The impacts of handling stress on fish physiology are well understood (Sopinka et al., 2016). Although most studies focus on glucocorticoid and blood chemistry responses following capture (Milla et al., 2010; Wiseman et al., 2007; Wood et al., 1983; Milligan, 1996; Barton, 2002; Ruane et al., 2001; see also Romero & Reed, 2005 for influence on handling time of non-fish species), gene expression responses to handling stress indicate that the magnitude, intensity, and duration of changes vary across genes, species, and tissue types (Krasnov et al., 2005; Lopez et al., 2014). While there is evidence that blood cortisol and glucose levels are affected by capture method (e.g., electrofishing), to our knowledge (Barton & Dwyer, 1997; Barton & Grosh, 1996; Bracewell et al., 2004), it is unclear whether gene expression is affected by capture method or handling time prior to sample collection.

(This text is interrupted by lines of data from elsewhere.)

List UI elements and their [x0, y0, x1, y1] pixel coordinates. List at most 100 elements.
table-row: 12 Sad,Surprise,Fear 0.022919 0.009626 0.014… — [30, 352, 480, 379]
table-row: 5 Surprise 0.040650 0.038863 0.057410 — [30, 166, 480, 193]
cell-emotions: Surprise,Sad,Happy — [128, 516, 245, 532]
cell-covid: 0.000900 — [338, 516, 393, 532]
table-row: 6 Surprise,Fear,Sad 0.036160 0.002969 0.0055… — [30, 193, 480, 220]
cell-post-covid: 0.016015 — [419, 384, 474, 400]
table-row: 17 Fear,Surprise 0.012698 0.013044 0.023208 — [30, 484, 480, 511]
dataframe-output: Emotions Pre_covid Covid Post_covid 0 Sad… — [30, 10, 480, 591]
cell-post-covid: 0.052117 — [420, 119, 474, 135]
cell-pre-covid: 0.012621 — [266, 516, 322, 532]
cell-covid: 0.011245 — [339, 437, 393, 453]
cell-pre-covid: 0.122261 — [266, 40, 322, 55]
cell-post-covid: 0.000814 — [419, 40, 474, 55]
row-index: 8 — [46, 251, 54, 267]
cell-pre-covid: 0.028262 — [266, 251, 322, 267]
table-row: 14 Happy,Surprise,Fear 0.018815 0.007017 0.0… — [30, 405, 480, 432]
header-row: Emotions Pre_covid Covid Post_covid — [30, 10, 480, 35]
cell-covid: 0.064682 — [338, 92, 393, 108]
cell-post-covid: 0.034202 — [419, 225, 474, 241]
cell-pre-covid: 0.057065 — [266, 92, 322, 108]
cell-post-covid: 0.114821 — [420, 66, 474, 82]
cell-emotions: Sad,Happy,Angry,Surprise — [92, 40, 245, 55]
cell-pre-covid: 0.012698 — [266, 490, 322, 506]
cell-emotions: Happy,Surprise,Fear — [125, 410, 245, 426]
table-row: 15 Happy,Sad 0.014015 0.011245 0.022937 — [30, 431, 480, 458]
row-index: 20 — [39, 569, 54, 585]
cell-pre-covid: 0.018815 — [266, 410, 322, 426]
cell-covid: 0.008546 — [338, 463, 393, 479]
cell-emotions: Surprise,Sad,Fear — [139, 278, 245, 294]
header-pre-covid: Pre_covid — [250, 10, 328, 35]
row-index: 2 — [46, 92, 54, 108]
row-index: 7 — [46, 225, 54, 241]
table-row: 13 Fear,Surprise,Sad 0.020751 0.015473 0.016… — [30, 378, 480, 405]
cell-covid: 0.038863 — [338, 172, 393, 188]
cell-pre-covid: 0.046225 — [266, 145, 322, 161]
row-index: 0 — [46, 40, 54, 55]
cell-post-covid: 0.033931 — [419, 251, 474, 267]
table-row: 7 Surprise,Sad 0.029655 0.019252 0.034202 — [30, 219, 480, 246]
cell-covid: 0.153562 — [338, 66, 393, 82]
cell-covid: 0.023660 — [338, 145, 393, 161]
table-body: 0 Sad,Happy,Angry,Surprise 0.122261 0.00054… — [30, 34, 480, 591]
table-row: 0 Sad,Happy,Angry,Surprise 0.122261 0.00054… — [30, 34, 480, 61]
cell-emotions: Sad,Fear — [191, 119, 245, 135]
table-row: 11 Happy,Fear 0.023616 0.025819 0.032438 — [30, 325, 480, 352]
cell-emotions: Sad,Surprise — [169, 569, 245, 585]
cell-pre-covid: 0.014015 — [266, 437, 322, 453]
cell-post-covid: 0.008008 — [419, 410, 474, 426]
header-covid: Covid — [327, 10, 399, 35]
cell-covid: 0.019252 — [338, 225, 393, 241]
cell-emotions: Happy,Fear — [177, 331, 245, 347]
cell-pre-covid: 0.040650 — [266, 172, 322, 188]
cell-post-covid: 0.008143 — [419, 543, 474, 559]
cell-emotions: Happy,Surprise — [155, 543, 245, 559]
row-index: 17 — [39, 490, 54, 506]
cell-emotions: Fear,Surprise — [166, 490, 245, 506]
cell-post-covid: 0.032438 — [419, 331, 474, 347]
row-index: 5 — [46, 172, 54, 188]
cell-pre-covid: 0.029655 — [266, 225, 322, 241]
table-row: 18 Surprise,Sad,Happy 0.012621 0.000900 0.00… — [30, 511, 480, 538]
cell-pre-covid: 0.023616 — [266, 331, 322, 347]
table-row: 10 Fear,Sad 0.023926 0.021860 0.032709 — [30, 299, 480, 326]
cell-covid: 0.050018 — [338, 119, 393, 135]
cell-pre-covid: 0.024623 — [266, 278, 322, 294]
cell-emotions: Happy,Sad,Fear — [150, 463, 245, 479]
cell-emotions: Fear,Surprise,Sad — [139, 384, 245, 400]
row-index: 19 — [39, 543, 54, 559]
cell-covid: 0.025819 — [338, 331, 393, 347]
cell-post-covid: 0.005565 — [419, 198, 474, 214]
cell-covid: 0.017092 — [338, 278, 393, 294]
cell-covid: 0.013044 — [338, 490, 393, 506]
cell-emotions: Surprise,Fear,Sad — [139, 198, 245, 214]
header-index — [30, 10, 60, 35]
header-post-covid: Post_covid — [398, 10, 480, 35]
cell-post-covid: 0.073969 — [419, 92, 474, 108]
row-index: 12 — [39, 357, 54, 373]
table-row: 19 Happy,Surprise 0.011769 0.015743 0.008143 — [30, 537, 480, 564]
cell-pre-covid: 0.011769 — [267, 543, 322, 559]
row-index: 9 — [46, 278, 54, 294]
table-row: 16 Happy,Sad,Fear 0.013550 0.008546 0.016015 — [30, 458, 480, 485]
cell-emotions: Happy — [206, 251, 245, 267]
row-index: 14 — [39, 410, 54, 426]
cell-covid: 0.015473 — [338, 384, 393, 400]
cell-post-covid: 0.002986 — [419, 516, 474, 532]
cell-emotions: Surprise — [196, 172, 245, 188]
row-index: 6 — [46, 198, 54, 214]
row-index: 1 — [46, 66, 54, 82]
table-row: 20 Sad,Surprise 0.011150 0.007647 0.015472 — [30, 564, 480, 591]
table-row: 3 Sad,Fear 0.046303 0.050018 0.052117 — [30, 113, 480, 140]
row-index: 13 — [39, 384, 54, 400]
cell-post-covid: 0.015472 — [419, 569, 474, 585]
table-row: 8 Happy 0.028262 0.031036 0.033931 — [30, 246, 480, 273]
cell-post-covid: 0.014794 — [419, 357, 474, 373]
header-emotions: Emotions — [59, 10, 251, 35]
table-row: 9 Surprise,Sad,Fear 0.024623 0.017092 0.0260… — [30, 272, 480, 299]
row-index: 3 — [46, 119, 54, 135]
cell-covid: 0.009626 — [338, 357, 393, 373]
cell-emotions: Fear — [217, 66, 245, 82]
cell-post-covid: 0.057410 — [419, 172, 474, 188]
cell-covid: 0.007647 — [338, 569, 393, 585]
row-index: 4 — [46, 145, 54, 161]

Here, we test whether sampling method (electrofishing vs dip netting), processing time, and RNA-Seq libraries (3’ RNA-Seq – here called QuantSeq - vs. whole mRNA-Seq – here called NEB) influence gene expression data in multiple tissue types from westslope cutthroat trout (Oncorhynchus clarkii lewisi ), a species of conservation concern native to western North America (Behnke, 2002; Allendorf and Leary, 1988; Shepard et al., 2003). Electrofishing, which consists of a backpack mounted electrofishing unit that applies an electrical current in the water to momentarily stun the fish, is one of the most common fisheries sampling methods. This method may cause the fish to express genes in response to the electric current, and may affect individual fish and tissue types differently, increasing variation among biological replicates. An alternative to electrofishing is dip netting. While nets may potentially result in a lower effect on gene expression and lower risk of inadvertently killing both target and non-target organisms, it is more laborious and time consuming and less effective in the field where circumstances may not allow for long sampling periods or aquatic systems may have obstacles that prevent effective capture with nets (e.g., fallen tree limbs and rocks). Capturing fish by dip netting may still influence gene expression through stress, as the fish tries to escape capture.
The results of this study will provide a foundation for improving future RNA-based study designs for field sampling of wild caught non-model fish and other species.